А вечером толпа сожгла на костре его чучело, и среди тех, кто танцевал вокруг костра, были Шлендра Бесс и матушка Тиббс. Понимала ли матушка Тиббс, что происходит, или нет, сказать было трудно. Был повод потанцевать, а ей этого было вполне достаточно.
Стало также известно, что конная полиция во главе со своим капитаном хоть и не принимала участия в этих событиях, но находилась рядом и взирала на все со снисходительной улыбкой.
Из уважаемых граждан в этой несимпатичной толпе зрителей был также Эбенизер Прим, часовщик. Однако он не позволил своим дочерям присутствовать при этом зрелище, и они сидели дома, не снимая с огня ужин для отца и его подмастерья в черном парике.
Но Эбенизер вернулся один, а Рози и Салат слишком боялись отца, чтобы задавать ему какие-либо вопросы. Вечер тянулся бесконечно: Эбенизер читал "Похождения доброго мэра в Луде-Туманном" (дидактическую и невыразимо скучную поэму времен ранних лет Республики) и время от времени бросал поверх очков суровые взгляды на дочерей, которые шептались, склонившись над работой, - они плели кружева, - и часто поглядывали на дверь.
Девушки поднялись к себе в спальню, так и не дождавшись подмастерья. Оставшись вдвоем, они признались друг другу, что провели самый скучный вечер с тех пор, как ранней весной он появился у них в доме. Было просто удивительно, какая невероятная веселость скрывалась за чопорной внешностью этого молодого человека.
Достаточно было понаблюдать за уморительными гримасами, которые он корчил за спиной их папочки, чтобы оживить вечер, проведенный в обществе этого достойного джентльмена! А как их веселило, когда он вдруг пронзительно выкрикивал "Хо-хо-хох!" и на самой высокой ноте ханжеское выражение на его лице мгновенно исчезало. Кроме того, запас загадок и смешных песенок, казалось, был у него неистощимым, а когда речь шла о всевозможных розыгрышах, изобретательность подмастерья не знала предела.

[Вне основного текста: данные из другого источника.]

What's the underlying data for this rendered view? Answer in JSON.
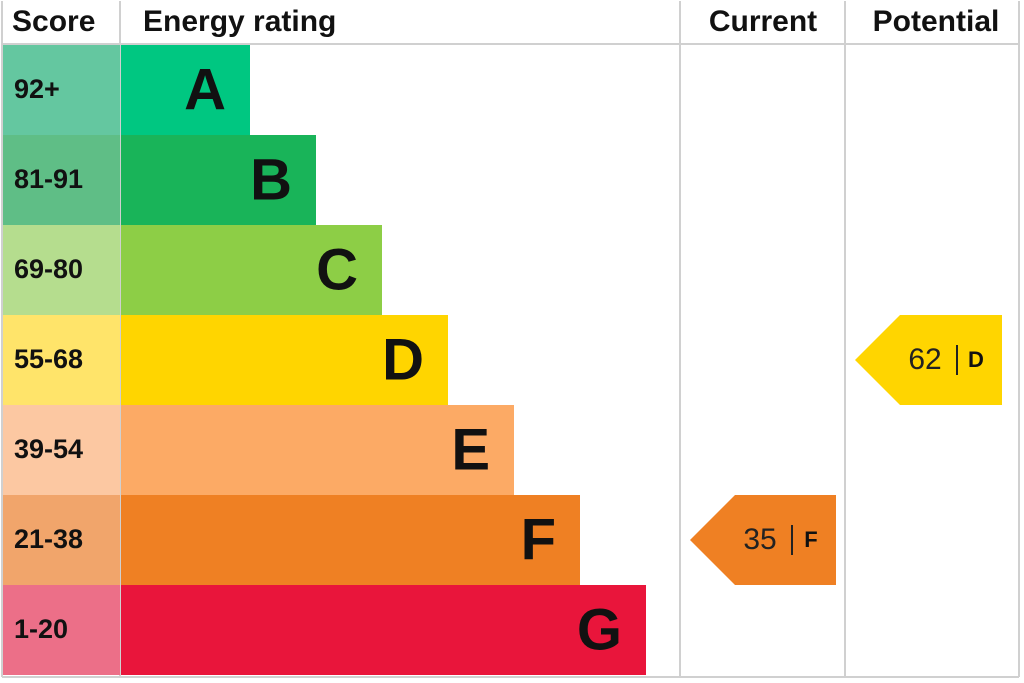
{
  "headers": {
    "score": "Score",
    "rating": "Energy rating",
    "current": "Current",
    "potential": "Potential"
  },
  "bands": [
    {
      "score": "92+",
      "rating": "A",
      "color": "#00c781",
      "score_color": "#64c7a0"
    },
    {
      "score": "81-91",
      "rating": "B",
      "color": "#19b459",
      "score_color": "#5fbe86"
    },
    {
      "score": "69-80",
      "rating": "C",
      "color": "#8dce46",
      "score_color": "#b5dd8e"
    },
    {
      "score": "55-68",
      "rating": "D",
      "color": "#ffd500",
      "score_color": "#ffe46a"
    },
    {
      "score": "39-54",
      "rating": "E",
      "color": "#fcaa65",
      "score_color": "#fcc8a2"
    },
    {
      "score": "21-38",
      "rating": "F",
      "color": "#ef8023",
      "score_color": "#f1a56b"
    },
    {
      "score": "1-20",
      "rating": "G",
      "color": "#e9153b",
      "score_color": "#ec6f88"
    }
  ],
  "current": {
    "value": 35,
    "rating": "F"
  },
  "potential": {
    "value": 62,
    "rating": "D"
  }
}
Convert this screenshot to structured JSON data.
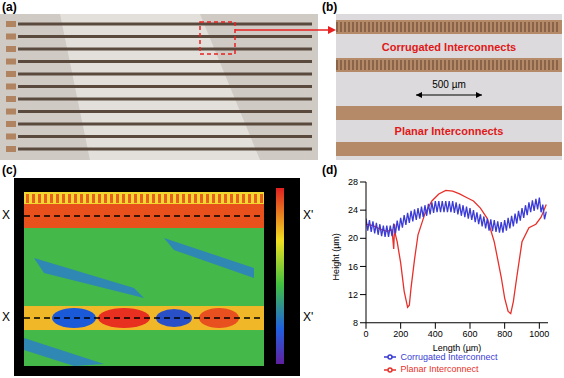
{
  "panels": [
    {
      "label": "(a)"
    },
    {
      "label": "(b)",
      "texts": [
        "Corrugated Interconnects",
        "Planar Interconnects"
      ],
      "scale_bar": "500 µm"
    },
    {
      "label": "(c)",
      "section_lines": [
        {
          "start": "X",
          "end": "X'"
        },
        {
          "start": "X",
          "end": "X'"
        }
      ]
    }
  ],
  "chart_data": {
    "label": "(d)",
    "type": "line",
    "x_label": "Length (µm)",
    "y_label": "Height (µm)",
    "xlim": [
      0,
      1050
    ],
    "xticks": [
      0,
      200,
      400,
      600,
      800,
      1000
    ],
    "ylim": [
      8,
      28
    ],
    "yticks": [
      8,
      12,
      16,
      20,
      24,
      28
    ],
    "legend": "bottom",
    "series": [
      {
        "name": "Planar Interconnect",
        "color": "#e8302a",
        "x": [
          0,
          40,
          80,
          120,
          150,
          160,
          165,
          170,
          180,
          200,
          220,
          240,
          250,
          260,
          280,
          300,
          340,
          380,
          420,
          460,
          500,
          540,
          580,
          620,
          660,
          700,
          740,
          780,
          800,
          820,
          835,
          850,
          870,
          900,
          940,
          980,
          1010,
          1040
        ],
        "values": [
          22,
          21.8,
          21.3,
          21,
          21.2,
          18.5,
          22,
          20.5,
          19.5,
          16.5,
          12.5,
          10.2,
          10.5,
          13,
          17,
          20.5,
          23.5,
          25.3,
          26.3,
          26.8,
          26.7,
          26.3,
          25.8,
          25.3,
          24.3,
          22.8,
          19.5,
          14.5,
          11.5,
          9.6,
          9.3,
          11,
          14.5,
          19.5,
          21.5,
          22,
          23,
          24.8
        ]
      },
      {
        "name": "Corrugated Interconnect",
        "color": "#3b3bd6",
        "x": [
          0,
          10,
          20,
          30,
          40,
          50,
          60,
          70,
          80,
          90,
          100,
          110,
          120,
          130,
          140,
          150,
          160,
          170,
          180,
          190,
          200,
          210,
          220,
          230,
          240,
          250,
          260,
          270,
          280,
          290,
          300,
          310,
          320,
          330,
          340,
          350,
          360,
          370,
          380,
          390,
          400,
          410,
          420,
          430,
          440,
          450,
          460,
          470,
          480,
          490,
          500,
          510,
          520,
          530,
          540,
          550,
          560,
          570,
          580,
          590,
          600,
          610,
          620,
          630,
          640,
          650,
          660,
          670,
          680,
          690,
          700,
          710,
          720,
          730,
          740,
          750,
          760,
          770,
          780,
          790,
          800,
          810,
          820,
          830,
          840,
          850,
          860,
          870,
          880,
          890,
          900,
          910,
          920,
          930,
          940,
          950,
          960,
          970,
          980,
          990,
          1000,
          1010,
          1020,
          1030,
          1040
        ],
        "values": [
          22.8,
          21.1,
          22.6,
          20.9,
          22.4,
          20.7,
          22.2,
          20.5,
          22.0,
          20.3,
          21.8,
          20.2,
          21.8,
          20.2,
          21.8,
          20.3,
          22.1,
          20.7,
          22.5,
          21.1,
          22.9,
          21.5,
          23.3,
          21.9,
          23.6,
          22.2,
          23.9,
          22.4,
          24.1,
          22.6,
          24.3,
          22.8,
          24.5,
          23.0,
          24.7,
          23.2,
          24.9,
          23.4,
          25.1,
          23.6,
          25.3,
          23.7,
          25.3,
          23.7,
          25.3,
          23.7,
          25.3,
          23.7,
          25.3,
          23.7,
          25.3,
          23.6,
          25.1,
          23.4,
          24.9,
          23.2,
          24.7,
          23.0,
          24.5,
          22.8,
          24.3,
          22.6,
          24.0,
          22.3,
          23.7,
          22.0,
          23.4,
          21.7,
          23.1,
          21.4,
          22.8,
          21.1,
          22.7,
          21.0,
          22.6,
          20.9,
          22.4,
          20.8,
          22.3,
          20.8,
          22.6,
          21.1,
          22.9,
          21.4,
          23.2,
          21.7,
          23.5,
          22.1,
          23.9,
          22.5,
          24.3,
          22.9,
          24.7,
          23.3,
          25.1,
          23.7,
          25.4,
          23.9,
          25.6,
          24.1,
          25.8,
          23.7,
          24.8,
          22.7,
          23.8
        ]
      }
    ]
  }
}
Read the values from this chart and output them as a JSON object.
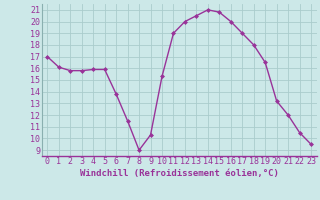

Сестры с раннего детства жаждали иметь обезьянку или попугая какаду, которых привозили матросы, однако отец всегда решительно отказывался. Но этот подмастерье был в десять раз забавнее любой обезьянки или какаду!
На следующее утро, когда помощник отца не пришел за своей традиционной булочкой и стаканом тонизирующего напитка домашнего приготовления, девушки заглянули к нему в комнату и обнаружили, что постель не тронута, а на полу валяется аккуратный черный парик. Юноша так и не пришел за ним. А когда они робко спросили отца, что случилось с подмастерьем, тот сурово запретил им даже упоминать когда-либо его имя и прибавил, многозначительно покачивая головой:
– Я давно подозревал, что он был не тем, за кого себя выдавал. - Огорченно вздохнув, он пробормотал: - Но никогда еще у меня не было подмастерья с такими изумительно искусными руками.
Что касается мастера Натаниэля, то пока его чучело сжигали на рыночной площади, он удобно расположился у себя в курительной и погрузился в чтение объемистого тома.
Он вдруг вспомнил, что каким-то образом дело вдовы Бормоти ассоциировалось у него с шуткой мастера Амброзия о том, может ли у покойников идти кровь. И он стал перечитывать материалы судебного процесса - на этот раз очень внимательно.
По мере чтения его душевное состояние постепенно менялось, как меняются цвета ландшафта с движением солнца. Но если этот ландшафт прорезает белая дорога, то она все так же мерцает белым, даже когда Солнце сменяет Луна. И прямая белая дорога все так же мерцала белым в душевном ландшафте мастера Натаниэля.